Money Managers of $543 Billion Are Least Optimistic Since Brexit

(Bloomberg) -- Investors with $543 billion of assets are the least optimistic about global growth momentum since the U.K. voted to leave the European Union, according to Bank of America Merrill Lynch.

A net 5 percent of money managers project the international economy to be stronger in the next 12 months, the lowest level since June 2016, according to the bank’s April survey. Underscoring the diminished outlook, earnings expectations have peaked, according to respondents.

As reporting season gets underway, it’s expected to be the best in seven years, but more investors are backing their caution with defensive positioning. Allocation to stocks fell to an 18-month low of 29 percent -- down from a 41 percent overweight in March -- while the average cash balance climbed 0.4 percentage point to 5 percent, 0.5 percentage point above the 10-year average.

Money Managers of $543 Billion Are Least Optimistic Since Brexit

Ebbing optimism on the global economy strikes a chord with a run of recent data showing cooling growth in the euro area, spurring investor fears about synchronized global output. On Tuesday, the ZEW survey of German investors saw a big drop in expectations for economic growth in the region. In the U.S., the Empire State Manufacturing Survey this week showed that manufacturers had become significantly less optimistic about the future six months out.

The International Monetary Fund on Tuesday left its forecasts for global growth this year and next at 3.9 percent but projected expansion will fade after 2020 as central banks tighten monetary policy, the U.S. fiscal stimulus subsides, and China’s gradual slowdown continues.

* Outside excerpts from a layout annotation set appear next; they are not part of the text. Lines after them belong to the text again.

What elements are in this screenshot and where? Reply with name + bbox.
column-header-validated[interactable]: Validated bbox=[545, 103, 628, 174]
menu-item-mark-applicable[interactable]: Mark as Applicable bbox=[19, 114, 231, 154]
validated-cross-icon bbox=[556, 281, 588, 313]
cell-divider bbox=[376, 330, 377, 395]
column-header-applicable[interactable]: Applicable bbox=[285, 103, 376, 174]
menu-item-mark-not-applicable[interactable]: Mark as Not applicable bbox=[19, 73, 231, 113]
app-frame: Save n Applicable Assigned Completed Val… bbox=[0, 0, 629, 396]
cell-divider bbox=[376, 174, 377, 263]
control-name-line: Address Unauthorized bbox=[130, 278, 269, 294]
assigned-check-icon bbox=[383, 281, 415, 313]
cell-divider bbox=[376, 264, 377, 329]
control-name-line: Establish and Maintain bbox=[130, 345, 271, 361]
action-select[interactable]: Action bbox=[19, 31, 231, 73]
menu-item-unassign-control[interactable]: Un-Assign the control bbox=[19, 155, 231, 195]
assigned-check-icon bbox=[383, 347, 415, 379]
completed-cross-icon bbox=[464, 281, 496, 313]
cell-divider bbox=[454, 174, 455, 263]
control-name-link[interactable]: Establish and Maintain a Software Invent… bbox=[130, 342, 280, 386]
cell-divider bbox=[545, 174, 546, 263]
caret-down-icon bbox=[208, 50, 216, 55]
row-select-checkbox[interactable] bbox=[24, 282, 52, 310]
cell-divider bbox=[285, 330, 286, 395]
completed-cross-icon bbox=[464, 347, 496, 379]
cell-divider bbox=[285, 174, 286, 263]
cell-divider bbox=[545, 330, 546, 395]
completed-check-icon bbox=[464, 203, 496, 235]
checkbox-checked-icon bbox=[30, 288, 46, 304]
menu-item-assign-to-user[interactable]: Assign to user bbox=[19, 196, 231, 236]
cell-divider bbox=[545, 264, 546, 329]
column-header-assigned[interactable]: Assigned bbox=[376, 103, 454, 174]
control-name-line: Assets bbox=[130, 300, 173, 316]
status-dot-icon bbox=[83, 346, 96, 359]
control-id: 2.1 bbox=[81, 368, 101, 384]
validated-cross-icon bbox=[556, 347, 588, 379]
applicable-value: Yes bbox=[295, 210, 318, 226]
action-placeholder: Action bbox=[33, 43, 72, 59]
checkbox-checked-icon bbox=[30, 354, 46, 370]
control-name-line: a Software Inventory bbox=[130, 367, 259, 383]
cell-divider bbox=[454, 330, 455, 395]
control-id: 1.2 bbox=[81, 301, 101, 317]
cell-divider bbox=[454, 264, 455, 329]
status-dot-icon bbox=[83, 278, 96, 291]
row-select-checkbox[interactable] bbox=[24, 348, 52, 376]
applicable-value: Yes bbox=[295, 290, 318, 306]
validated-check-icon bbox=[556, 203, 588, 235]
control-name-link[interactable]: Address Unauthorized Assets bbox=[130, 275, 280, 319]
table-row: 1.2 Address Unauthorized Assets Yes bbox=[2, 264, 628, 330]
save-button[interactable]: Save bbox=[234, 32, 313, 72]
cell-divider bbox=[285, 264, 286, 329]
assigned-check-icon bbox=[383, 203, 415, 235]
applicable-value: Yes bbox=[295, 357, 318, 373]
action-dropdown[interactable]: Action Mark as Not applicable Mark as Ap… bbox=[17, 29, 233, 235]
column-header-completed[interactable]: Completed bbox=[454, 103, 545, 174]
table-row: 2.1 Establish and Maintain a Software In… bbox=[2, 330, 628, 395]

“The bulls have been silenced but not defeated, evidenced by increased cash allocations and low expectations of global growth and profits,” said Michael Hartnett, the bank’s investment strategist. “But true bull capitulation is absent, with most investors saying the peak in the stock market is still to come.”

A net 8 percent of surveyed investors reckon earnings per share will rise over the next 12 months, compared with 35 percent in February.

At first blush the more subdued assessment runs counter to currently upbeat corporate earnings. Among S&P 500 companies that have reported results, 71 percent beat profit estimates while 69 percent exceeded on sales, data compiled by Bloomberg show. All told, they’re expected to say first-quarter earnings increased 17 percent, the most in seven years.

The survey was conducted against a backdrop of continued trade tensions with the majority of respondents (38 percent) saying that remains the market’s top risk followed by a hawkish monetary-policy mistake.